Il y a en effet une complète inadéquation entre d’une part les besoins du marché de l’emploi qui sont l’autonomie, la création d’idées, la faculté d’adaptation à des situations nouvelles, la flexibilité, et d’autre part, le concept pédagogique rigide qui caractérise le système scolaire luxembourgeois. Celui-ci fait que les jeunes recherchent avant tout la sécurité de l’emploi ; l’esprit d’entreprise leur fait largement défaut ; le taux d’échec scolaire et le taux d’élèves échouant au baccalauréat sont beaucoup trop importants ; les incitations à poursuivre des études supérieures sont insuffisantes (une loi adoptée en 2000 instaurant un système d’aides financières et de bourses lié à la réussite et à une performance « in time » constitue cependant un premier pas positif).

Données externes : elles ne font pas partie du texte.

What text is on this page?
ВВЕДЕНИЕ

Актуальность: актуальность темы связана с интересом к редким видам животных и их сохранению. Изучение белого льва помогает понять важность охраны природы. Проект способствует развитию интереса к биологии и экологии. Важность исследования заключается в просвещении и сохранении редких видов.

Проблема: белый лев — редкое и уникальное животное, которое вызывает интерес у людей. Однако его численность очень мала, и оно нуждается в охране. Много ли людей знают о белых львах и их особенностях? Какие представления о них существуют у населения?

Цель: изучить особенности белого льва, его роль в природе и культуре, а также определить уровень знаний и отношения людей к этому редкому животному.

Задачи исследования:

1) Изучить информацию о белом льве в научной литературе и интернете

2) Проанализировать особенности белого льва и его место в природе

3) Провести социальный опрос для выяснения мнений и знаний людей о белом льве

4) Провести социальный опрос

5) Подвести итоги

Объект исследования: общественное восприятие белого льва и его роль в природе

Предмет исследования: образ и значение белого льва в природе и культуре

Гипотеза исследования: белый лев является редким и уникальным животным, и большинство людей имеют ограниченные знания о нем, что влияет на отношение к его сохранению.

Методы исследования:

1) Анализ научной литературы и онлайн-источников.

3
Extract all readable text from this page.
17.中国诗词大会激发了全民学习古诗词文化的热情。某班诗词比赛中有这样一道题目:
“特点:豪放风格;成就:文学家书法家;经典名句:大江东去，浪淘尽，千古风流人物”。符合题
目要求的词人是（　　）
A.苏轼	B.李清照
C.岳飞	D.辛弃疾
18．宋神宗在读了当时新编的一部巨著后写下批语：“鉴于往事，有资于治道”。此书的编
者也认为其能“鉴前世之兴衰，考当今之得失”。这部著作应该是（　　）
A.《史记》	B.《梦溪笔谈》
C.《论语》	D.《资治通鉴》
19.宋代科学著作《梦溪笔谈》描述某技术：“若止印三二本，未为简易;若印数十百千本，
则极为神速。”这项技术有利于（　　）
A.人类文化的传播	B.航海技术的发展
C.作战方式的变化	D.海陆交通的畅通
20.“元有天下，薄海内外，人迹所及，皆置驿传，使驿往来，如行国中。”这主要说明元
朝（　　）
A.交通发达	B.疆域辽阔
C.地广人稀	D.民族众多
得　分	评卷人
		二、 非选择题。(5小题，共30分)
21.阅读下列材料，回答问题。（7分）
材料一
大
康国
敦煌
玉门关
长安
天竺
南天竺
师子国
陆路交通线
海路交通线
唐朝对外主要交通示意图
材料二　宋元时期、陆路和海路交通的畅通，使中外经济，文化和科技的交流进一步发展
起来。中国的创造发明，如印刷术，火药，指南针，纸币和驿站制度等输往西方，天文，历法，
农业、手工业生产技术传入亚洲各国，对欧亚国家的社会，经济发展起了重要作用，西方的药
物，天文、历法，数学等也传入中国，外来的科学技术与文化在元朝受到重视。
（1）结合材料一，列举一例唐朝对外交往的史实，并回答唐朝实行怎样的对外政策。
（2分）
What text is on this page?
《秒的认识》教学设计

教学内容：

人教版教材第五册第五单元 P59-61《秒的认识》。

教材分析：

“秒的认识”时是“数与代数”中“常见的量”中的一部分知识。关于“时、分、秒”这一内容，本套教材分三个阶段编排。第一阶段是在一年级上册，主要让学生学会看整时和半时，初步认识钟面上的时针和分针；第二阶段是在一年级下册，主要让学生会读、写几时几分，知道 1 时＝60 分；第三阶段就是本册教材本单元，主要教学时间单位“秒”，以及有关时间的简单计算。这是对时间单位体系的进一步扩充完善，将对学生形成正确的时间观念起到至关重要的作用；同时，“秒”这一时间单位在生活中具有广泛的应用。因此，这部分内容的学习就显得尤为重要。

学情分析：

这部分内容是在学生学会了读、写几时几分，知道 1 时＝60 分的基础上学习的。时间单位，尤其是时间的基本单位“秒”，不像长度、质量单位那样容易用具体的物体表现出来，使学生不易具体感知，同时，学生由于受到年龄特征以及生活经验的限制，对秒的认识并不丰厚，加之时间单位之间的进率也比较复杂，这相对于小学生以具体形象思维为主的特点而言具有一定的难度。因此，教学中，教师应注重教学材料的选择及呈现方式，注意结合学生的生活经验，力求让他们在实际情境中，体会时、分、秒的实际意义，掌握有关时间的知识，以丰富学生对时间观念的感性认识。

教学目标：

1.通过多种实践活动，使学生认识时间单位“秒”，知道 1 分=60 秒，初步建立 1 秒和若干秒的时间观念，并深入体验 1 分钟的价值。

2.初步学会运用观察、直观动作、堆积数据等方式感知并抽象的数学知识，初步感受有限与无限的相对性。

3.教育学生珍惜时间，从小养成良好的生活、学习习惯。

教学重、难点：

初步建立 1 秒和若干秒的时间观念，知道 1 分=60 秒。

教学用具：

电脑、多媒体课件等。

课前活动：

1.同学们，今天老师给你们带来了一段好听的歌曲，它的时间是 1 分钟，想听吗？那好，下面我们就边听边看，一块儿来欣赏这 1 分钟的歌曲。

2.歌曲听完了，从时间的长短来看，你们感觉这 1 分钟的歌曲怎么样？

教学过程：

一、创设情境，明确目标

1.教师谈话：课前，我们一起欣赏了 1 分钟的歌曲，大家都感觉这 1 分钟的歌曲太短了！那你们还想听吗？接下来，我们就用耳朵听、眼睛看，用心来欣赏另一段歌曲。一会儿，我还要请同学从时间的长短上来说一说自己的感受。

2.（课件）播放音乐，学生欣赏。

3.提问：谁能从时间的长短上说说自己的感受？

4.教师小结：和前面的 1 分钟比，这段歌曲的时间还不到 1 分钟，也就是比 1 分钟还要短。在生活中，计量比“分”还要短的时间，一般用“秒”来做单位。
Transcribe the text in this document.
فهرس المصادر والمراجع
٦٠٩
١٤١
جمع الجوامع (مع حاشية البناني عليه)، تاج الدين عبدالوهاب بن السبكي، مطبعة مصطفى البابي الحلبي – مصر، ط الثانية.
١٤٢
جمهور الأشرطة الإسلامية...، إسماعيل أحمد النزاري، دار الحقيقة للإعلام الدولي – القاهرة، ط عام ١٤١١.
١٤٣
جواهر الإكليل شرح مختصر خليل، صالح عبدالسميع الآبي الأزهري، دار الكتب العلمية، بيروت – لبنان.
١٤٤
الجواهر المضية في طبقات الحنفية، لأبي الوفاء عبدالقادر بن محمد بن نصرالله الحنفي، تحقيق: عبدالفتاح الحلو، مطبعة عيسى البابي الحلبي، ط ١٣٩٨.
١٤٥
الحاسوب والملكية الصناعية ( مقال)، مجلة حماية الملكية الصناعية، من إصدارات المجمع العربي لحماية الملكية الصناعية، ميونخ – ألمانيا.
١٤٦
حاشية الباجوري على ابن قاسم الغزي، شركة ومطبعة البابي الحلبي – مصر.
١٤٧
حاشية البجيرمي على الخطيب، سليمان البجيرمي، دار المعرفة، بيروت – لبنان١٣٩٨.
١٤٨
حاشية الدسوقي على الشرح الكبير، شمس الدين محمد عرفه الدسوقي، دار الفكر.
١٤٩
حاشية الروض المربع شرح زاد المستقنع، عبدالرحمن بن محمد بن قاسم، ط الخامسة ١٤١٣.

Or les besoins en cadres et en formation minimum de bac+4, notamment dans le secteur des services, sont énormes.

 

 

Le Jeudi :

 

Il semblerait que l’Etat soit, sur le marché du travail intérieur, le plus grand concurrent des entreprises…

 

Claudia Hartmann-Hirsch :

 

Les salaires de la fonction publique sont en effet au moins égaux si ce n’est souvent supérieurs aux salaires pratiqués dans le privé. Mais en plus, les retraites, la sécurité de l’emploi, les horaires sont autant d’éléments qui font que la carrière de fonctionnaire est en effet souvent le premier choix que va faire un jeune luxembourgeois sortant de l’école. La mobilité va donc en diminuant, alors qu’il faudrait au contraire lancer des initiatives pour favoriser la création d’entreprise, le statut d’indépendant, la prise de risque.

 

 

L’avenir : les femmes

 

 

Le Jeudi :

 

La situation tendue sur le marché du travail n’est-elle pas une chance pour les femmes ?

 

Claudia Hartmann-Hirsch :

 

Il est vrai que le Gouvernement n’a guère favorisé l’emploi des femmes jusqu’à présent. Le nombre de places dans les garderies publiques (donc accessibles à toutes les bourses) était à peine de 2% des enfants de 0 à 2 ans au début des années 90. Entre-temps, la situation s’est améliorée sans qu’elle ait changé fondamentalement (suivant le mode de calcul, ce nombre se situerait actuellement entre 8 et 13%). De plus, les horaires et services scolaires sont encore trop souvent inadaptés. Or, les femmes résidentes constituent le réservoir le plus important de main d’œuvre potentielle. Mais pour que celles-ci répondent aux défis lancés par l’économie et « remplacent » les frontaliers, il faudra veiller à ce qu’elles puissent satisfaire les attentes en matière d’éducation et de formation d’une part, de mobilité et de flexibilité d’autre part. La voie des femmes est certainement une solution d’avenir. Il est donc urgent d’investir massivement dans leur formation. Mais, par ailleurs, si nous voulons trouver les ressources humaines nécessaires pour maintenir la bonne santé économique de notre pays, il faudra également revoir les systèmes de préretraite et d’invalidité dont les mécanismes sont déterminants pour le taux très élevé d’inactifs. Il faudra donc maintenir active une population plus âgée, mais aussi en venir à une activité plus longue. Il sera nécessaire de repenser un système scolaire élitiste, rigide et inadapté. Et de promouvoir les études supérieures ainsi que la formation tout au long de la vie.